Three websites, including FFF India, were blocked and the activists charged with criminal offences, giving the media plenty to report on despite the lack of images of demonstrations from the streets.
“We gained a lot of attention when our website got taken down because of how active we were as a youth environmental movement and how many knowledge-sharing campaigns we were doing online,” Raman told DW from Canada, where she is a first-year university student.
Change through knowledge-sharing
The shift from offline to online has also brought other benefits for environmental campaigners in India, Raman said. The movement has become more inclusive, more multilingual and respectful of diverse identities, with the first Asian chapter of Fridays for Future entirely run by indigenous youth — FFF Jharkhand — created during the lockdown in India.
Joel Lev-Tov remains confident that FFF has still grown during the COVID-19 pandemic
This qualitative leap forward is the result of what Raman calls knowledge-sharing: “When FFF India first started, people just followed what was happening in Europe and north America, and the understanding of climate justice or just transition was pretty Euro-centric,” she said.
“The webinars and virtual meetings have included Indian experts with decades of involvement in environmental campaigns as well as marginalized youth, Dalits, indigenous people and peasant castes, and this has given us young people an idea of Indian climate justice.
“We’re putting more effort now into understanding what intersectionality means, and into making the movement more inclusive for everybody.”
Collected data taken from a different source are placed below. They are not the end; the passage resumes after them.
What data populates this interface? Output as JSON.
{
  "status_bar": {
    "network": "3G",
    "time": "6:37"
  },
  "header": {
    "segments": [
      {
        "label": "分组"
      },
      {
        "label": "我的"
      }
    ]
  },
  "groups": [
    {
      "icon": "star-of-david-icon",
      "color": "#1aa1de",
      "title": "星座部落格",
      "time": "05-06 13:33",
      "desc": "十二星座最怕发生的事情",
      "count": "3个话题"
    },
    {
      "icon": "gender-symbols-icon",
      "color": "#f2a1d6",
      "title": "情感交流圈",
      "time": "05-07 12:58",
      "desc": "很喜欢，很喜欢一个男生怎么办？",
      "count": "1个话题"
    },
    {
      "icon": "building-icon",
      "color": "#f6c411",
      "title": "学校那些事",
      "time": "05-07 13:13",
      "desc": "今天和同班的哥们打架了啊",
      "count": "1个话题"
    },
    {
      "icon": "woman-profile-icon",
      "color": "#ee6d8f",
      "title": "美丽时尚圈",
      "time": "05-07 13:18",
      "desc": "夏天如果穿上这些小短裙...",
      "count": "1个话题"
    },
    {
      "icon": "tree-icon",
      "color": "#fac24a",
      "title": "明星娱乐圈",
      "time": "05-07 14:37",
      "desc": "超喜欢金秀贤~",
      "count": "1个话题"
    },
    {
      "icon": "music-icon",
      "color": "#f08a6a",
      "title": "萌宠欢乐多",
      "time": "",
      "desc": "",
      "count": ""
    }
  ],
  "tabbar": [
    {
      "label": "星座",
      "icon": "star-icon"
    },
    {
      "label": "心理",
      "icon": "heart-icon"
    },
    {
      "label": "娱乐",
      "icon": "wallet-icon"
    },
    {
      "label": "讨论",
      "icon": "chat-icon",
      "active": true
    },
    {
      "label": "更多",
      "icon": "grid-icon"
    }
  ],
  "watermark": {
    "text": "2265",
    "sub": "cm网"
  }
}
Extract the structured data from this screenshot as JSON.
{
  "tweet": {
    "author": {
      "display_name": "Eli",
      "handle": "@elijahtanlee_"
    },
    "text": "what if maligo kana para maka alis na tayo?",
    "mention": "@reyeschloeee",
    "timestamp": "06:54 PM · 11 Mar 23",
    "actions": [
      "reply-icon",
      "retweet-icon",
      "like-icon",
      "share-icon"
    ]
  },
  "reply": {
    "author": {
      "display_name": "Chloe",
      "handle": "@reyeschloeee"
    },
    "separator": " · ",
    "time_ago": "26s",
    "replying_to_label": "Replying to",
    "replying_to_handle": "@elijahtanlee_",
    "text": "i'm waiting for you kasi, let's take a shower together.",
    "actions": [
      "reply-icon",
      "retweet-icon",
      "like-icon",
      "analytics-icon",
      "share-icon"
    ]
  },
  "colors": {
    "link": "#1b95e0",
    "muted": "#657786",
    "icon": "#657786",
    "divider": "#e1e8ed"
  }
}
Greater reach with digital campaigns
The capacity for making the movement more inclusive at a global level has also been harnessed by Fridays for Future Digital. Even before COVID-19 lockdowns were introduced, the movement had put together a toolkit for those who couldn’t take part in physical protests, with ideas and instructions on how to be part of a digital strike.
Creative but perhaps less effective: Digital strikes have replaced street protests during the pandemic
Since the COVID restrictions began, regular webinars and digital meetings with scientists and others have made climate change activism much more accessible, said Lev-Tov:
“The Internet unifies us all, and that’s how FFF digital came into its own. We managed to reach a lot of people who were concerned about the climate crisis but didn’t know how to take action.”
Digital activism has brought changes to social movements from which there will be no going back. “We have grown quite used to online things during the pandemic, and I don’t think that’s going away,” said Lev-Tov.
“The pandemic has shown the power of the Internet for mass actions against topics that are important to us.”
Raman believes that activists will give equal energy to both online and offline activities in the future: “Online campaigns enable the knowledge-sharing, but the physical campaigns enable us to strike for systemic change. It’s going to be a hybrid for sure,” she said.